Individual patterns of abnormality in resting-state functional connectivity reveal two data-driven PTSD subgroups

Adi Maron-Katz ^1,2,3 Yu Zhang ^1,2,3 Manjari Narayan ^1,2,3 Sharon Naparstek ^1,2,3 Wei Wu ^1,2,3,4 Russell T. Toll ^1,2,3,5 Carlo De Los Angeles ^1,2,3 Parker Longwell ^1,2,3 Emmanuel Shpigel ^1,2,3 Jennifer Newman ^6,7 Duna Abu Amara ^6,7 Charles Marmar ^6,7 Amit Etkin ^1,2,3

¹Psychiatry and Behavioral Sciences, Stanford University School of Medicine, USA
²Wu Tsai Neurosciences Institute, Stanford University, USA
³Veterans Affairs Palo Alto Healthcare System, and the Sierra Pacific Mental Illness, Research, Education, and Clinical Center (Mirecc), USA
⁴School of Automation Science and Engineering, South China University of Technology, Guangzhou
⁵Department of Bioengineering, Stanford University
⁶Steven and Alexandra Cohen Veterans Center for Post-Traumatic Stress and Traumatic Brain Injury, New York University School of Medicine
⁷Department of Psychiatry, New York University School of Medicine

Objective:

A major challenge in understanding and treating PTSD is its clinical heterogeneity, which is likely determined by various neurobiological perturbations. This heterogeneity likely also reduces the effectiveness of standard group-comparison approaches. Here we tested whether a statistical approach aimed at identifying individual-level neuroimaging abnormalities that are more prevalent in cases than in controls could reveal new clinically-meaningful insights into the heterogeneity of PTSD.

Method:

Resting-state functional magnetic resonance imaging was recorded from 87 unmedicated PTSD cases and 105 warzone-exposed healthy controls.

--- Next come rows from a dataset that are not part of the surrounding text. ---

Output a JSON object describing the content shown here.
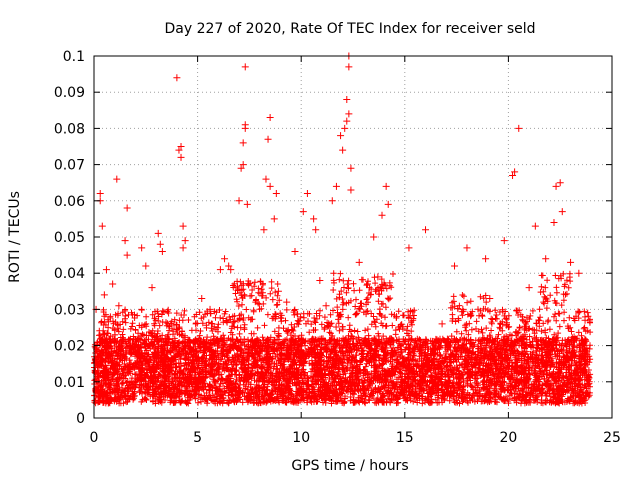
{
  "chart_data": {
    "type": "scatter",
    "title": "Day 227 of 2020, Rate Of TEC Index for receiver seld",
    "xlabel": "GPS time / hours",
    "ylabel": "ROTI / TECUs",
    "xlim": [
      0,
      25
    ],
    "ylim": [
      0,
      0.1
    ],
    "xticks": [
      0,
      5,
      10,
      15,
      20,
      25
    ],
    "xtick_labels": [
      "0",
      "5",
      "10",
      "15",
      "20",
      "25"
    ],
    "yticks": [
      0,
      0.01,
      0.02,
      0.03,
      0.04,
      0.05,
      0.06,
      0.07,
      0.08,
      0.09,
      0.1
    ],
    "ytick_labels": [
      "0",
      "0.01",
      "0.02",
      "0.03",
      "0.04",
      "0.05",
      "0.06",
      "0.07",
      "0.08",
      "0.09",
      "0.1"
    ],
    "grid": true,
    "marker": "plus",
    "color": "#ff0000",
    "series": [
      {
        "name": "ROTI",
        "x": [
          0.1,
          0.3,
          0.3,
          0.4,
          0.6,
          0.9,
          1.1,
          1.5,
          1.6,
          1.6,
          2.3,
          2.5,
          3.1,
          3.2,
          3.3,
          4.0,
          4.1,
          4.2,
          4.2,
          4.3,
          4.3,
          4.4,
          6.1,
          6.3,
          6.5,
          6.6,
          7.0,
          7.1,
          7.2,
          7.2,
          7.3,
          7.3,
          7.3,
          7.4,
          8.2,
          8.3,
          8.4,
          8.5,
          8.5,
          8.7,
          8.8,
          9.7,
          10.1,
          10.3,
          10.6,
          10.7,
          11.5,
          11.7,
          11.9,
          12.0,
          12.1,
          12.2,
          12.2,
          12.3,
          12.3,
          12.3,
          12.4,
          12.4,
          12.8,
          13.5,
          13.9,
          14.1,
          14.2,
          15.2,
          16.0,
          17.4,
          18.0,
          18.9,
          19.8,
          20.2,
          20.3,
          20.5,
          21.3,
          21.8,
          22.2,
          22.3,
          22.5,
          22.6,
          23.0,
          23.4,
          0.5,
          1.2,
          2.8,
          3.6,
          5.2,
          5.6,
          8.9,
          9.3,
          10.9,
          11.2,
          13.2,
          13.7,
          14.6,
          16.8,
          17.8,
          19.1,
          21.0,
          23.7,
          0.7,
          2.0,
          3.8,
          5.9,
          6.8,
          9.5,
          11.8,
          13.0,
          14.9,
          15.8,
          17.1,
          18.5,
          19.4,
          20.7,
          21.6,
          22.9,
          23.9
        ],
        "values": [
          0.03,
          0.062,
          0.06,
          0.053,
          0.041,
          0.037,
          0.066,
          0.049,
          0.058,
          0.045,
          0.047,
          0.042,
          0.051,
          0.048,
          0.046,
          0.094,
          0.074,
          0.075,
          0.072,
          0.053,
          0.047,
          0.049,
          0.041,
          0.044,
          0.042,
          0.041,
          0.06,
          0.069,
          0.076,
          0.07,
          0.097,
          0.081,
          0.08,
          0.059,
          0.052,
          0.066,
          0.077,
          0.083,
          0.064,
          0.055,
          0.062,
          0.046,
          0.057,
          0.062,
          0.055,
          0.052,
          0.06,
          0.064,
          0.078,
          0.074,
          0.08,
          0.082,
          0.088,
          0.1,
          0.097,
          0.084,
          0.063,
          0.069,
          0.043,
          0.05,
          0.056,
          0.064,
          0.059,
          0.047,
          0.052,
          0.042,
          0.047,
          0.044,
          0.049,
          0.067,
          0.068,
          0.08,
          0.053,
          0.044,
          0.054,
          0.064,
          0.065,
          0.057,
          0.043,
          0.04,
          0.034,
          0.031,
          0.036,
          0.029,
          0.033,
          0.03,
          0.035,
          0.032,
          0.038,
          0.031,
          0.037,
          0.039,
          0.028,
          0.026,
          0.03,
          0.033,
          0.036,
          0.027,
          0.012,
          0.015,
          0.01,
          0.013,
          0.016,
          0.011,
          0.014,
          0.017,
          0.009,
          0.01,
          0.012,
          0.011,
          0.015,
          0.013,
          0.016,
          0.014,
          0.01
        ]
      }
    ]
  }
}
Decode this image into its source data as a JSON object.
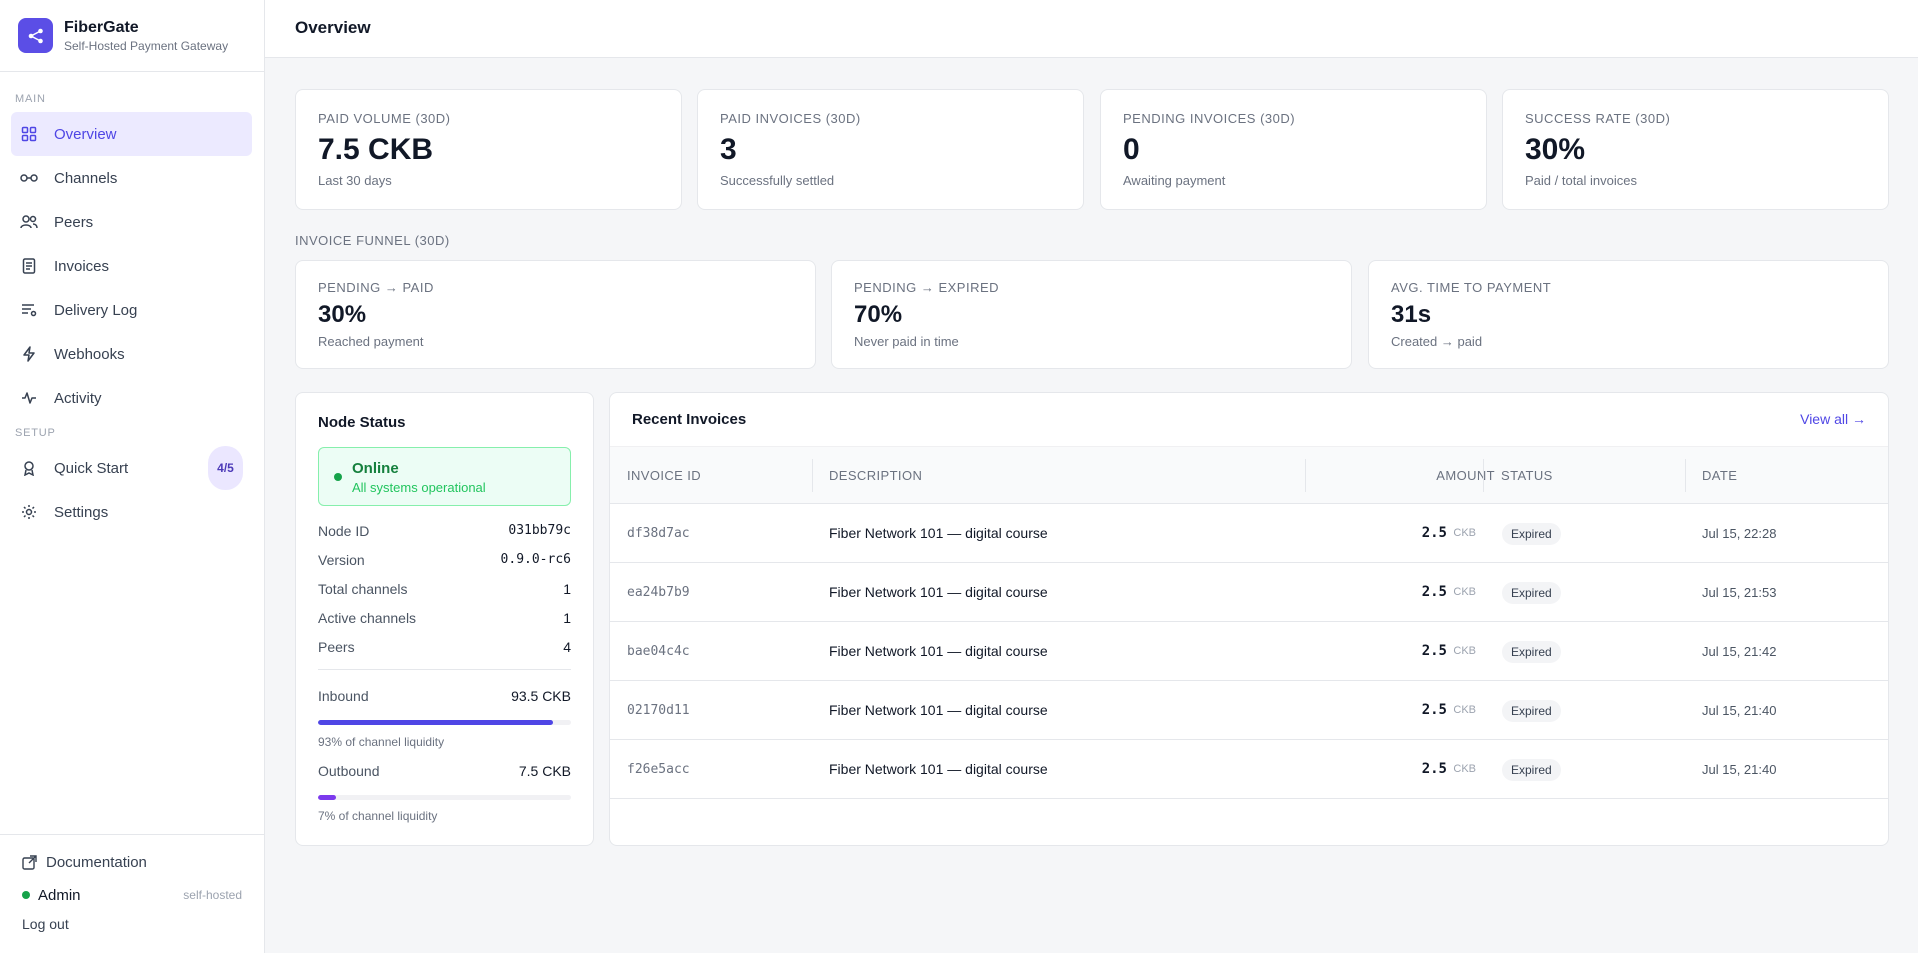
{
  "app": {
    "name": "FiberGate",
    "tagline": "Self-Hosted Payment Gateway",
    "accent": "#4f46e5"
  },
  "sidebar": {
    "main_label": "MAIN",
    "setup_label": "SETUP",
    "main_items": [
      {
        "label": "Overview",
        "icon": "grid-icon"
      },
      {
        "label": "Channels",
        "icon": "link-icon"
      },
      {
        "label": "Peers",
        "icon": "users-icon"
      },
      {
        "label": "Invoices",
        "icon": "document-icon"
      },
      {
        "label": "Delivery Log",
        "icon": "list-filter-icon"
      },
      {
        "label": "Webhooks",
        "icon": "lightning-icon"
      },
      {
        "label": "Activity",
        "icon": "pulse-icon"
      }
    ],
    "setup_items": [
      {
        "label": "Quick Start",
        "icon": "rocket-icon",
        "badge": "4/5"
      },
      {
        "label": "Settings",
        "icon": "gear-icon"
      }
    ],
    "footer": {
      "documentation": "Documentation",
      "user": "Admin",
      "mode": "self-hosted",
      "logout": "Log out"
    }
  },
  "header": {
    "title": "Overview"
  },
  "kpis": [
    {
      "label": "PAID VOLUME (30D)",
      "value": "7.5 CKB",
      "sub": "Last 30 days"
    },
    {
      "label": "PAID INVOICES (30D)",
      "value": "3",
      "sub": "Successfully settled"
    },
    {
      "label": "PENDING INVOICES (30D)",
      "value": "0",
      "sub": "Awaiting payment"
    },
    {
      "label": "SUCCESS RATE (30D)",
      "value": "30%",
      "sub": "Paid / total invoices"
    }
  ],
  "funnel": {
    "heading": "INVOICE FUNNEL (30D)",
    "cards": [
      {
        "label": "PENDING → PAID",
        "value": "30%",
        "sub": "Reached payment"
      },
      {
        "label": "PENDING → EXPIRED",
        "value": "70%",
        "sub": "Never paid in time"
      },
      {
        "label": "AVG. TIME TO PAYMENT",
        "value": "31s",
        "sub": "Created → paid"
      }
    ]
  },
  "node": {
    "title": "Node Status",
    "status": "Online",
    "status_sub": "All systems operational",
    "fields": [
      {
        "key": "Node ID",
        "value": "031bb79c"
      },
      {
        "key": "Version",
        "value": "0.9.0-rc6"
      },
      {
        "key": "Total channels",
        "value": "1"
      },
      {
        "key": "Active channels",
        "value": "1"
      },
      {
        "key": "Peers",
        "value": "4"
      }
    ],
    "inbound": {
      "label": "Inbound",
      "value": "93.5 CKB",
      "pct": 93,
      "note": "93% of channel liquidity"
    },
    "outbound": {
      "label": "Outbound",
      "value": "7.5 CKB",
      "pct": 7,
      "note": "7% of channel liquidity"
    }
  },
  "invoices": {
    "title": "Recent Invoices",
    "view_all": "View all →",
    "columns": [
      "INVOICE ID",
      "DESCRIPTION",
      "AMOUNT",
      "STATUS",
      "DATE"
    ],
    "rows": [
      {
        "id": "df38d7ac",
        "description": "Fiber Network 101 — digital course",
        "amount": "2.5",
        "unit": "CKB",
        "status": "Expired",
        "date": "Jul 15, 22:28"
      },
      {
        "id": "ea24b7b9",
        "description": "Fiber Network 101 — digital course",
        "amount": "2.5",
        "unit": "CKB",
        "status": "Expired",
        "date": "Jul 15, 21:53"
      },
      {
        "id": "bae04c4c",
        "description": "Fiber Network 101 — digital course",
        "amount": "2.5",
        "unit": "CKB",
        "status": "Expired",
        "date": "Jul 15, 21:42"
      },
      {
        "id": "02170d11",
        "description": "Fiber Network 101 — digital course",
        "amount": "2.5",
        "unit": "CKB",
        "status": "Expired",
        "date": "Jul 15, 21:40"
      },
      {
        "id": "f26e5acc",
        "description": "Fiber Network 101 — digital course",
        "amount": "2.5",
        "unit": "CKB",
        "status": "Expired",
        "date": "Jul 15, 21:40"
      }
    ]
  }
}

Abnormalities were modeled using tolerance intervals, which referenced the distribution of healthy controls as the “normative population.” Out-of-norm functional-connectivity values were examined for enrichment in cases, and then used in a clustering analysis to identify biologically-defined PTSD subgroups based on their abnormality profiles.

Results:

We identified two subgroups among PTSD cases, each with a distinct pattern of functional connectivity abnormalities with respect to healthy controls. Subgroups differed clinically on levels of reexperiencing symptoms, improved case-control discriminability and were detectable using independently recorded resting-state EEG data.

Conclusions:

Our results provide a proof-of-concept for the utility of abnormality-based approaches for studying heterogeneity within clinical populations. Such approaches, applied not only to neuroimaging data, may allow detection of subpopulations with distinct biological signatures so that further clinical and mechanistic investigations can be focused on more biologically homogeneous subgroups.